Meeting Maria Ressa (Again)
February 17, 2025
I first met her before she was imprisoned.
I was 17. She was giving a talk in a local university about social media and disinformation. Before the 2016 US elections, she had sounded the alarm on disinformation spreading in the Philippines that influenced our elections and propelled Duterte that led yet another failed war on drugs and a successful war on the poor.
2017 at Ateneo, Manila, Philippines.
After her talk, I asked her: “how can we hold these social media companies, all located in the US, accountable for the violence they help incite and the politics they cripple in developing countries?” It is literal violence through state-sponsored disinformation: War on Drugs in the Philippines, Rohingya genocide in Myanmar, ethnic cleansing in Ethiopia during the Tigray war, and vaccine hesitancy worldwide. And at that time in 2017, these companies “solve it” by having one or two people from San Francisco determine the online content of entire countries, or of unrelated neighboring countries grouped into regions.
7 years later, after she herself was targeted by the Philippine government with disinformation and imprisoned on false charges, I met her again in a gathering where we were the only 3 Filipinos invited to the event in the economic headquarters of the world. Now she has a Nobel Peace Prize. Now I authored 2 anonymous articles for Rappler, the news site she founded. Now I am a researcher figuring out how we can build AI that puts humans first while trying to support and communicate to policymakers the urgency to act now.
2025 at OECD Headquarters, Paris, France.

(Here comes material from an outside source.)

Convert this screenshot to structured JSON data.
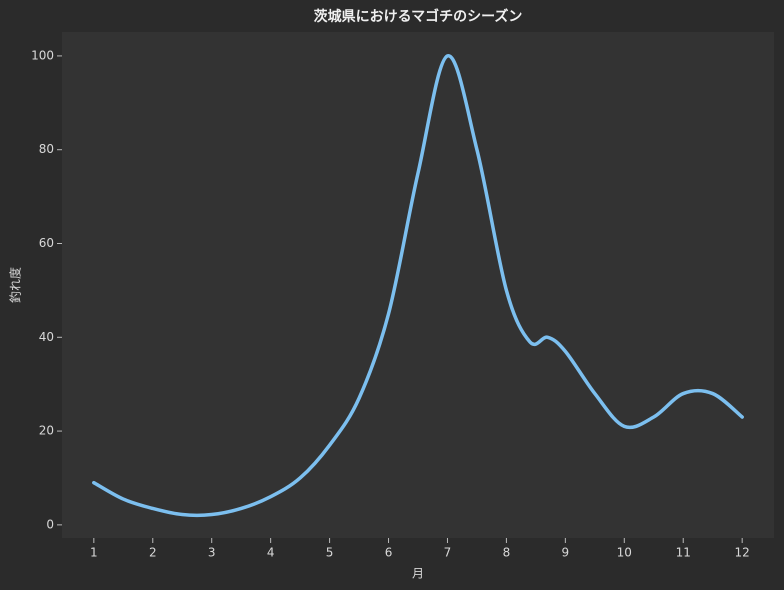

I was selected out of more than 1000 applications to present a poster. There were 40 speakers and 49 other poster presenters.
Yet I still have the same unanswered question. The patterns I experienced on social media are manifesting again with how AI is developed and used but in more subtle, complex ways. Before, we only had to deal with the issue of teen girls developing negative body images of themselves from social media use. Now, we have to deal with that AND the issue of people becoming dependent on AI companions to the point of being persuaded to commit suicide while simultaneously accelerating carbon emissions in the process. All the while American Big Tech companies become even richer and accumulate more power. Not to mention, Meta specifically pulling the plug on content moderation too a few weeks ago.

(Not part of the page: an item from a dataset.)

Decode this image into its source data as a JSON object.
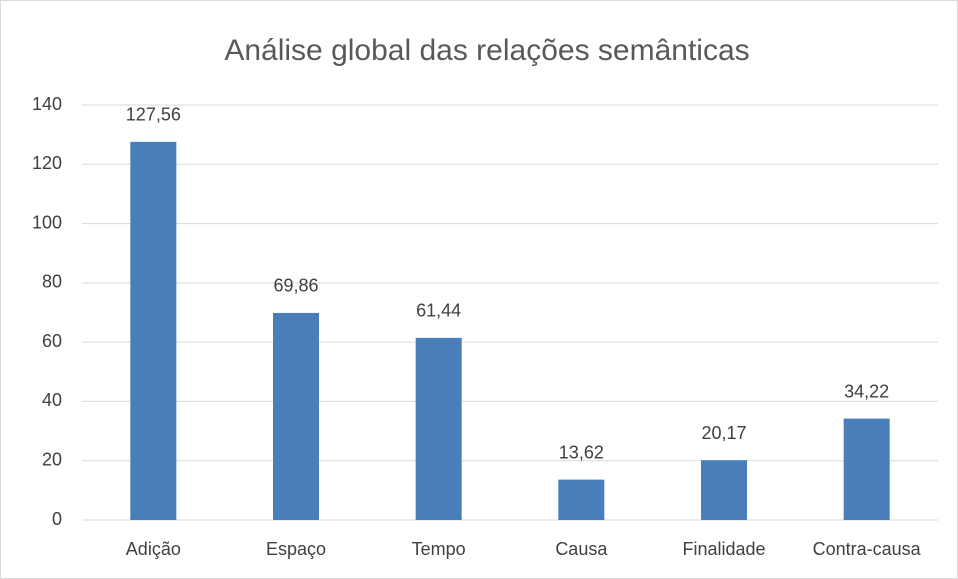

7 years on, she doesn’t have a clear solution either. Yet Maria Ressa is still committed to the fight against disinformation and pushing for accountability for the powerful. It amazes me how she keeps going. She is one of the strongest women I have ever met.
7 years before, her talk had made me think of the effects of technology on society close to my heart. It is transformative. It is liberating. But it can also be violent. And that violence is painfully real.
I will do my best to help avoid the worst perversions from social media being perverted further with AI. I will try. We can only try.